Let’s make no bones about it, this remains a difficult and challenging time for everyone concerned, and we are far from out of the woods.
At the time of writing, the government has just announced a further relaxation of the lockdown rules in England to take place during June, involving more retail premises being allowed to open if they are able to meet social distancing rules.
This is another step forward and should result in large numbers of staff within that sector being allowed to return to work. It follows on from the announcement in May, which effectively reopened the housing and mortgage markets in England, with a sincere hope that (by the time you read this) similar announcements in the other countries of the UK may have taken place.
But back to those qualities. A lot has been said about the need for ‘flexibility’, and that has obviously been crucial; to say that this situation has been a ‘moveable feast’ would be an understatement.
Indeed, advisory firms will know only too well that the ability to be flexible in such circumstances has probably been the difference between the last few months being utterly crippling, and it being a period that can be worked through.
We at Fleet, like many others, ripped up the office-based rulebook in record time in order to keep our staff working and our operation active, albeit from various employees’ homes.

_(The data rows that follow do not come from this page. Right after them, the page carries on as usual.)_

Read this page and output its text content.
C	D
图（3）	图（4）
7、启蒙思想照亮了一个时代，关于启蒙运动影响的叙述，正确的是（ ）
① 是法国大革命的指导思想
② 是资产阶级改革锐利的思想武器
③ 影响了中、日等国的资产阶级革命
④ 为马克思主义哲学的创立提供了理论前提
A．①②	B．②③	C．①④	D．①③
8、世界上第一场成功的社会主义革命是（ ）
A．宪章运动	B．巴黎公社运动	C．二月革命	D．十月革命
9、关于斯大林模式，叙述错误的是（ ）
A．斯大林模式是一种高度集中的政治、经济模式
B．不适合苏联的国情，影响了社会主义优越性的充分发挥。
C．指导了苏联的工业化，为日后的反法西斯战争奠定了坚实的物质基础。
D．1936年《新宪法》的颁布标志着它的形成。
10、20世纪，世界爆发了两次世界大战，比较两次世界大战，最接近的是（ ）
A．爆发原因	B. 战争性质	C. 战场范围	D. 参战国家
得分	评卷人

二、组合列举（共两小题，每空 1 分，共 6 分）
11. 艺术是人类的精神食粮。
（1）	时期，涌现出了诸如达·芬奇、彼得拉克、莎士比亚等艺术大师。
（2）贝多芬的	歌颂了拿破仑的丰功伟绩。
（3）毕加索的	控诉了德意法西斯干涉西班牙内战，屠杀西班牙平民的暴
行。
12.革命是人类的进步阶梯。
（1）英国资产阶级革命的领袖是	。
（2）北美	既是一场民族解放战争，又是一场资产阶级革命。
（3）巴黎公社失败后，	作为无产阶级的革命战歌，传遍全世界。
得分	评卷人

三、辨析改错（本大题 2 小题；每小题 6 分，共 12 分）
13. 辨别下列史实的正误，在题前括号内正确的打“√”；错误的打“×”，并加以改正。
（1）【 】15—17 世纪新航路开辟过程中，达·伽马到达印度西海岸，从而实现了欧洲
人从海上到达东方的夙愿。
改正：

Big questions about what happens next have now started to be answered, especially given that surveyors can physically go out and inspect properties once again.
DIMINISHED APPETITE
The pipeline of valuations continues to be worked through. It has to be pointed out that while we do that, and although we have a product range available for new business, we will have a slightly diminished appetite for a while.

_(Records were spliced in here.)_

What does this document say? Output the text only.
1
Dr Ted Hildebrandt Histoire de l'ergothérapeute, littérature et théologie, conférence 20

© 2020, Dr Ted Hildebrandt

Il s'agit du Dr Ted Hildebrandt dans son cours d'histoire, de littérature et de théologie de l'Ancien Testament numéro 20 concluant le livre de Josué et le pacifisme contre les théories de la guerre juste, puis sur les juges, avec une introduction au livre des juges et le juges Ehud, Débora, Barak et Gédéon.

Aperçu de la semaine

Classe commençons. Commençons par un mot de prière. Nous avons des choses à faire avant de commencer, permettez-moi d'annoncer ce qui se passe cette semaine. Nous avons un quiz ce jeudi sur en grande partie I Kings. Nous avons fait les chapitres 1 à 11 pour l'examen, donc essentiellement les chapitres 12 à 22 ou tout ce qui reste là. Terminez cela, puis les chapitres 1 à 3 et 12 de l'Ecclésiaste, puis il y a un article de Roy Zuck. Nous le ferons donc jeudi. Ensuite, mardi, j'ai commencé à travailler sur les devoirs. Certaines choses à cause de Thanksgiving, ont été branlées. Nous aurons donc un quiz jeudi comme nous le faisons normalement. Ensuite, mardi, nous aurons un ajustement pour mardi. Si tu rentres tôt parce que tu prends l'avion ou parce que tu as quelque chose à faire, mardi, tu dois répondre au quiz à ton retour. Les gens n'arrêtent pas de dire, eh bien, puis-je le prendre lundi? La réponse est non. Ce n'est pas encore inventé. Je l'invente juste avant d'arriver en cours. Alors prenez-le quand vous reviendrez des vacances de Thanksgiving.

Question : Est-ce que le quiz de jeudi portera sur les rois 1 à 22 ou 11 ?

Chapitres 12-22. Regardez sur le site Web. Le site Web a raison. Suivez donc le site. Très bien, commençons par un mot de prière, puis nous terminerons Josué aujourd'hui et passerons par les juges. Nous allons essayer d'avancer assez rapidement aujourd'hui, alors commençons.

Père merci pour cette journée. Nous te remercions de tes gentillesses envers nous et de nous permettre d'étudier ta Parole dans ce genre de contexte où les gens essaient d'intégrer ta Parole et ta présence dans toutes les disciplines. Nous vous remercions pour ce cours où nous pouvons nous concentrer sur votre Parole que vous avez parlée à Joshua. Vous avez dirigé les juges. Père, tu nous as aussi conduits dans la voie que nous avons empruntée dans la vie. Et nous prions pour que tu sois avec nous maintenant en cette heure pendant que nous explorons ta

Most practitioners will, I believe, understand the very good reasons behind that. Quite simply, it’s far too early to say just how the UK housing market might look and react, not just during the remainder of the lockdown, but throughout the rest of the year and possibly into 2021.
However, there is a growing sense of positivity and confidence about the UK housing market, and the buy-to-let (BTL) sector, specifically.
Our funders have continued to express their long-term commitment to both our business and the UK buy-to-let market – the demand drivers for the sector are, after all, unlikely to change significantly in the future.
That being the case, and with our own funder support, we have recently been able to launch back into the market with increases in loan-to-value (LTV).
This perhaps gives the market tangible evidence of how progress is being made, and demonstrates the greater appetite to lend that we are showing with each and every day.
Of course, people would like to see a quick return to pre-COVID-19 products, criteria, appetite, and the rest; while we will get there, we also need to move somewhat cautiously.
Our recent product additions are proof of this already paying off and, as we know more about the fundamentals of the economy and the housing market, we’ll continue to move further in that direction.
So, while I don’t think there’s a mortgage market stakeholder in the land who wouldn’t have been bolstered by the opening of the housing market and the chance for surveyors to get back out in the local communities, even for them, this is not ‘normal’.
The requirements around personal protective equipment (PPE) and social distancing mean surveyors are unlikely to be carrying out the same number of jobs as they would normally.
The same goes for others like estate agents, who also have new rules to follow. All told, the ability to process the tasks which get us through to exchange and completion is taking longer, and that probably won’t change any time soon.
We may well see these requirements becoming a formal part of the process for all time. What this means is that we can’t judge the existing (or future) market on what happened prior to COVID-19.
The way we work as a BTL lender has changed, and will continue to develop as we get to grips with this situation. I’m sure the same goes for advisers, and it’s certainly the case for clients, who may find themselves in very different circumstances now compared with the start of the year.
This will be a journey, and it will require flexibility on all our behalves, but also a level of patience in how we move through this.
The body is certainly willing here, but we also want the mind to be able to match that. Getting to full fitness requires both, and even for highly trained athletes, that hard work needs to have happened before we can push on to ‘normality’.
We are, however, wholly committed to this; with the right support, we’re already getting there there sooner rather than later.